Methods: Dataset 1 consisted of 69 oropharynx lesions [5]. Four segmentation methods were evaluated: (1) Generative adversarial network plus active contour (GAN-AC) [6], (2) GAN [7-8] (3) V-net [9] and (4) expert-defined manual segmentation. Dataset 2 consisted of 147 lymphoma lesions. We evaluated: (1) PET gradient-based method (PETedge) (2,3) Fixed thresholding of 25% and 41% SUVmax, and (4) expert-defined manual segmentation. For evaluation, we first computed reference-based metrics of Dice similarity coefficient (DSC), Jaccard similarity coefficient (JSC) and Hausdorff distance (HD) using manual segmentations as surrogate ground truth. We next evaluated the methods, including manual segmentation, with the NGSE technique on the task of computing SUVmean, metabolic tumor volume (MTV) and total lesion glycolysis (TLG). The NGSE technique made a linearity assumption between true and measured quantitative values, and estimates the slope, bias, and noise standard deviation terms that parameterize this relationship without knowledge of the ground truth. The noise-to-slope ratio (NSR) is then used to evaluate precision of different methods, with lower values being better.

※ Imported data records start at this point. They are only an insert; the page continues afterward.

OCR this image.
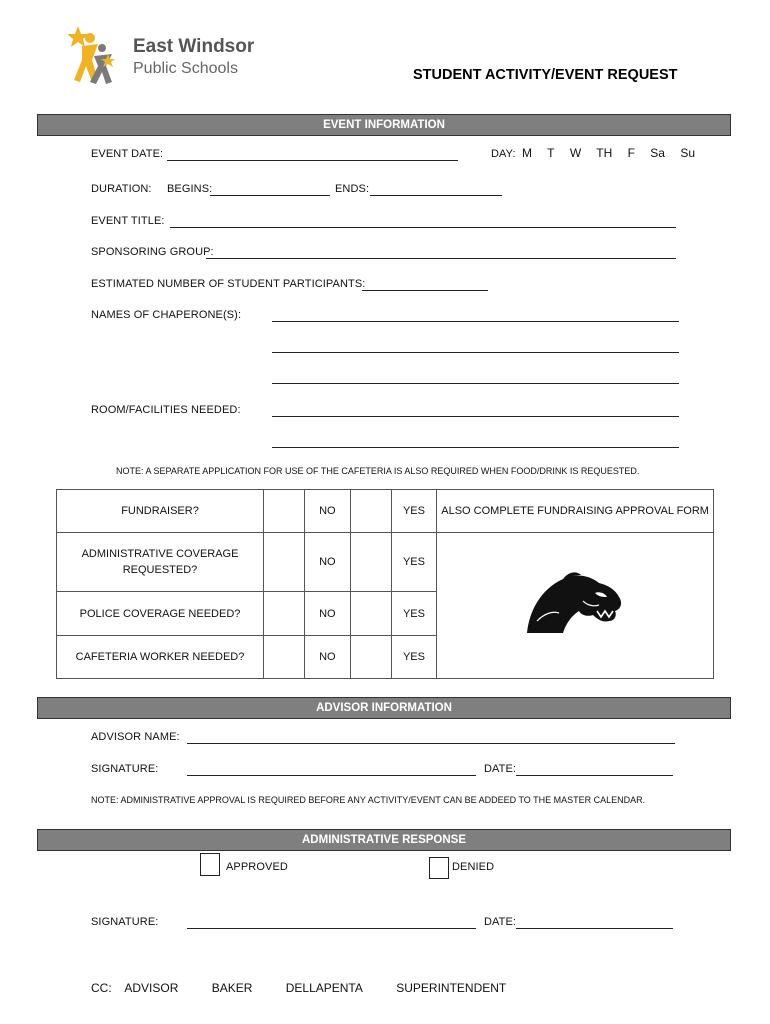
East Windsor
Public Schools	STUDENT ACTIVITY/EVENT REQUEST
EVENT INFORMATION
EVENT DATE:	DAY: M T W TH F Sa Su
DURATION: BEGINS:	ENDS:
EVENT TITLE:
SPONSORING GROUP:
ESTIMATED NUMBER OF STUDENT PARTICIPANTS:
NAMES OF CHAPERONE(S):
ROOM/FACILITIES NEEDED:
NOTE: A SEPARATE APPLICATION FOR USE OF THE CAFETERIA IS ALSO REQUIRED WHEN FOOD/DRINK IS REQUESTED.
FUNDRAISER?		NO		YES	ALSO COMPLETE FUNDRAISING APPROVAL FORM
ADMINISTRATIVE COVERAGE REQUESTED?		NO		YES	
POLICE COVERAGE NEEDED?		NO		YES	
CAFETERIA WORKER NEEDED?		NO		YES	
ADVISOR INFORMATION
ADVISOR NAME:
SIGNATURE:	DATE:
NOTE: ADMINISTRATIVE APPROVAL IS REQUIRED BEFORE ANY ACTIVITY/EVENT CAN BE ADDEED TO THE MASTER CALENDAR.
ADMINISTRATIVE RESPONSE
APPROVED	DENIED
SIGNATURE:	DATE:
CC: ADVISOR	BAKER	DELLAPENTA	SUPERINTENDENT
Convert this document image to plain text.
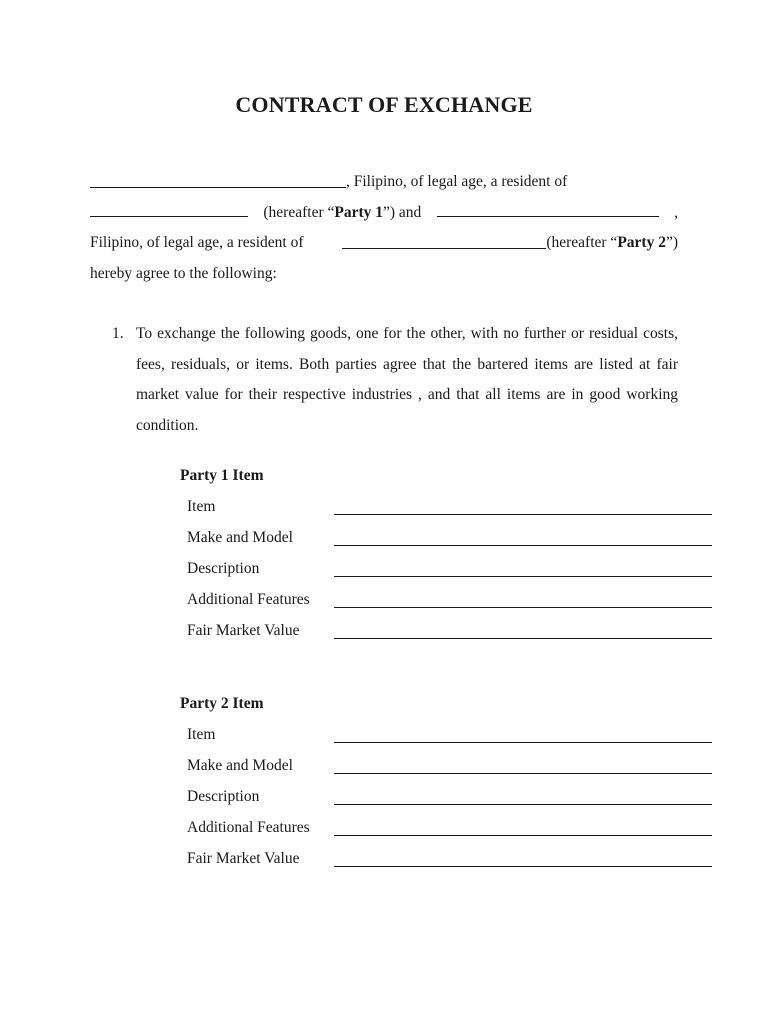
CONTRACT OF EXCHANGE
, Filipino, of legal age, a resident of
(hereafter “Party 1”) and	,
Filipino, of legal age, a resident of	(hereafter “Party 2”)
hereby agree to the following:
1. To exchange the following goods, one for the other, with no further or residual costs, fees, residuals, or items. Both parties agree that the bartered items are listed at fair market value for their respective industries , and that all items are in good working condition.
Party 1 Item
Item
Make and Model
Description
Additional Features
Fair Market Value
Party 2 Item
Item
Make and Model
Description
Additional Features
Fair Market Value
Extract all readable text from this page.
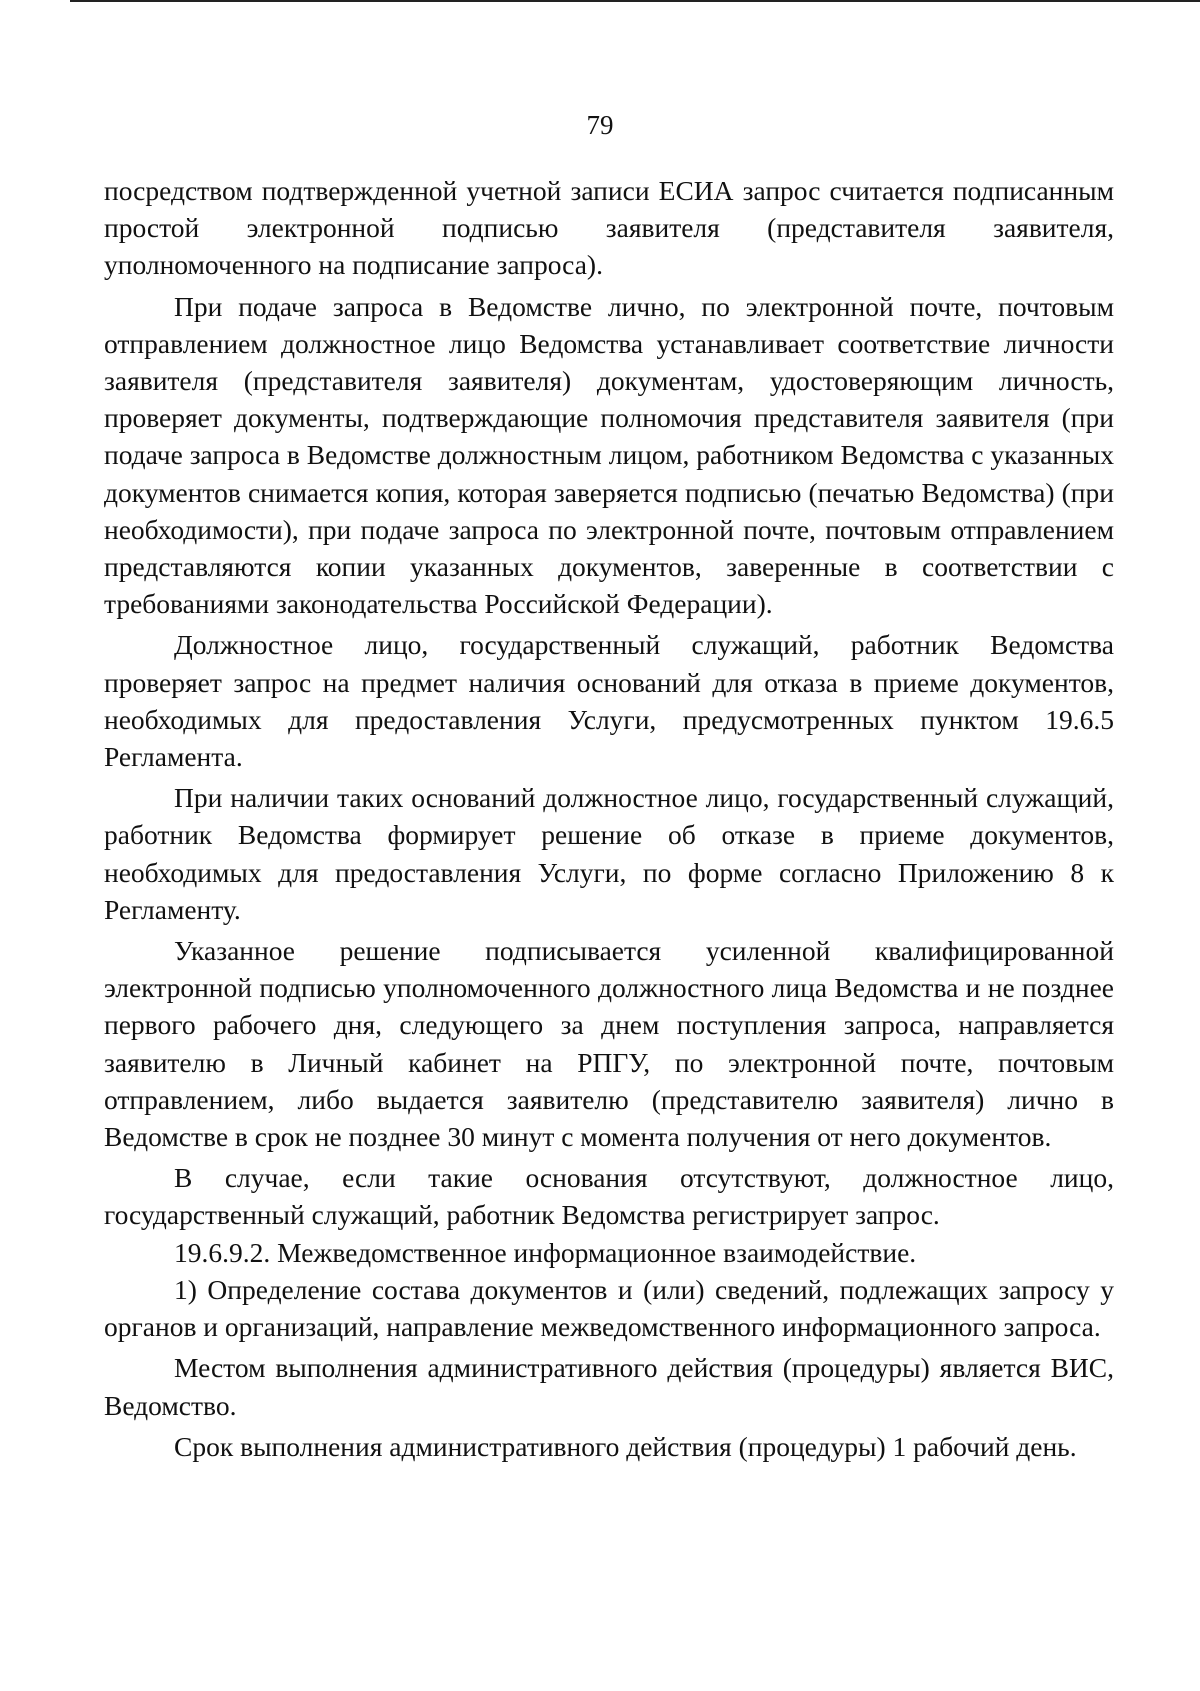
79

посредством подтвержденной учетной записи ЕСИА запрос считается подписанным простой электронной подписью заявителя (представителя заявителя, уполномоченного на подписание запроса).

При подаче запроса в Ведомстве лично, по электронной почте, почтовым отправлением должностное лицо Ведомства устанавливает соответствие личности заявителя (представителя заявителя) документам, удостоверяющим личность, проверяет документы, подтверждающие полномочия представителя заявителя (при подаче запроса в Ведомстве должностным лицом, работником Ведомства с указанных документов снимается копия, которая заверяется подписью (печатью Ведомства) (при необходимости), при подаче запроса по электронной почте, почтовым отправлением представляются копии указанных документов, заверенные в соответствии с требованиями законодательства Российской Федерации).

Должностное лицо, государственный служащий, работник Ведомства проверяет запрос на предмет наличия оснований для отказа в приеме документов, необходимых для предоставления Услуги, предусмотренных пунктом 19.6.5 Регламента.

При наличии таких оснований должностное лицо, государственный служащий, работник Ведомства формирует решение об отказе в приеме документов, необходимых для предоставления Услуги, по форме согласно Приложению 8 к Регламенту.

Указанное решение подписывается усиленной квалифицированной электронной подписью уполномоченного должностного лица Ведомства и не позднее первого рабочего дня, следующего за днем поступления запроса, направляется заявителю в Личный кабинет на РПГУ, по электронной почте, почтовым отправлением, либо выдается заявителю (представителю заявителя) лично в Ведомстве в срок не позднее 30 минут с момента получения от него документов.

В случае, если такие основания отсутствуют, должностное лицо, государственный служащий, работник Ведомства регистрирует запрос.

19.6.9.2. Межведомственное информационное взаимодействие.

1) Определение состава документов и (или) сведений, подлежащих запросу у органов и организаций, направление межведомственного информационного запроса.

Местом выполнения административного действия (процедуры) является ВИС, Ведомство.

Срок выполнения административного действия (процедуры) 1 рабочий день.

Results: For Dataset 1, results from reference-based metrics indicated that GAN-AC yielded the best performance (DSC:0.81 SD=0.055, JSC: 0.79 SD=0.065, HD: 1.76 SD=0.66). However, the NGSE technique indicated that V-net, GAN and GAN-AC yielded the most precise SUVmean (NSR: 0.49, 95% CI: 0.42, 0.56), TLG (NSR: 17.23, 95% CI: 16.33, 18.13), and MTV (NSR: 2.40, 95% CI: 2.32, 2.48) values, respectively. Further, for all three features, manual segmentation had the highest NSR. For Dataset 2, evaluation with reference-based metrics indicated that PETedge yielded the best performance (DSC: 0.76 SD=0.24, JSC: 0.70 SD=0.29, HD: 3.68 SD=4.45). However, the NGSE technique indicated that SUV-max 25%, PETedge, and manual segmentation yielded the most precise SUVmean (NSR: 0.98, 95% CI: 0.95, 1.02), MTV (NSR: 25.00, 95% CI: 23,80, 26.21) and TLG (NSR: 222.3, 95% CI: 211.76, 232.85). Additionally, for both datasets, the method that yielded the best performance with reference-based metrics also yielded NSR close to that obtained with manual segmentation, providing confidence in the output of the NGSE technique. Conclusion: Results from the NGSE technique indicate that manual segmentation may not yield the most precise quantitative values compared to other segmentation methods. Methods that show inferior performance with reference-based metrics could actually yield more precise quantitative values. Thus, the NGSE technique could be used as a complement to commonly used reference-based metrics when clinically evaluating segmentation methods.